Artikel 37, eerste lid, van het Wetboek van Burgerlijke Rechtsvordering schrijft voor dat een verzoek tot wraking wordt gedaan, zodra de feiten of omstandigheden waardoor de rechterlijke onpartijdigheid schade zou kunnen lijden aan verzoeker bekend zijn geworden. In het onderhavige geval heeft de mondelinge behandeling van het verzoek tot opheffing van het bewind plaatsgevonden op 6 maart 2017. Het wrakingsverzoek, gedateerd 31 maart 2017, is pas op 4 april 2017 ter griffie van deze rechtbank ingekomen.
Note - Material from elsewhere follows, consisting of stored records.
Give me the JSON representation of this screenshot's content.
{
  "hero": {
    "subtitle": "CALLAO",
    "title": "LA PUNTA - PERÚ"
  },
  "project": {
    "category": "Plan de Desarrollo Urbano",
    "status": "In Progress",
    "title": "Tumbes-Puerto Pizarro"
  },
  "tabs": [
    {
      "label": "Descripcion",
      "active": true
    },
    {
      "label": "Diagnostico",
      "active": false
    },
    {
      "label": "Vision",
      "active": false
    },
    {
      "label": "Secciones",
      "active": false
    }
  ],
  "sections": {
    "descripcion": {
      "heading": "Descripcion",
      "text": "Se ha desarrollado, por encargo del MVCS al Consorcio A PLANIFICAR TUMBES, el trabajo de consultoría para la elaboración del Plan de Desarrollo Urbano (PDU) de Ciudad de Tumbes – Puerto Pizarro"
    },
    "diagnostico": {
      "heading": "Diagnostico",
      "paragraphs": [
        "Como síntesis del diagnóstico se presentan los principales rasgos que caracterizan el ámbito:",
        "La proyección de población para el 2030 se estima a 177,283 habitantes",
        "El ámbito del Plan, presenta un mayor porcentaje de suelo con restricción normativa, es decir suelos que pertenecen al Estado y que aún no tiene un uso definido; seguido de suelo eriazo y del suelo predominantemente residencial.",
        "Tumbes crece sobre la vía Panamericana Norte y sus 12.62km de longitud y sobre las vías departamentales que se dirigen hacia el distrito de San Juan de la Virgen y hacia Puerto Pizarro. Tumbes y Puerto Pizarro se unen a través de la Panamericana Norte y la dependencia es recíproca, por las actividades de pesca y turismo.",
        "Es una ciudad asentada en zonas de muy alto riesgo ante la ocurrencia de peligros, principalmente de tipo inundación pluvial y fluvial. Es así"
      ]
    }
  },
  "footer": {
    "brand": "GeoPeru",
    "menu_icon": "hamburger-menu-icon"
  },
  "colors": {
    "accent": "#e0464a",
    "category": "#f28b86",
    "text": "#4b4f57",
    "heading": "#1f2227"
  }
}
Dat is te laat, nu verzoeker al op 6 maart 2017, althans kort nadien, bekend was met de feiten of omstandigheden die hij aan zijn wrakingsverzoek ten grondslag heeft gelegd. Dit brengt mee dat verzoeker niet ontvankelijk wordt verklaard in zijn wrakingsverzoek. Overigens is niet gebleken van feiten en/of omstandigheden op grond waarvan getwijfeld zou kunnen worden aan de rechterlijke onpartijdigheid.

6.De beslissing

De wrakingskamer:
- verklaart verzoeker niet ontvankelijk in zijn wrakingsverzoek;
- bepaalt dat het proces in de hoofdzaak wordt voortgezet in de stand waarin het zich bevond ten tijde van het indienen van het wrakingsverzoek;
- beveelt dat (een afschrift van) deze beslissing met inachtneming van het bepaalde bij artikel 39, derde lid, van het Wetboek van Burgerlijke Rechtsvordering wordt toegezonden aan:
• de verzoeker;
• de bewindvoerder SOCIAAL.NL SCHULDSANERING B.V.;
• de kantonrechter mr. G.M.A. van Zaltbommel-Uittenbogaard.
Deze beslissing is gegeven door mrs. O. van der Burg, E.F. Brinkman en R. Cats, rechters, in tegenwoordigheid van mr. Y.F. Ritmeijer als griffier en in het openbaar uitgesproken op 22 mei 2017.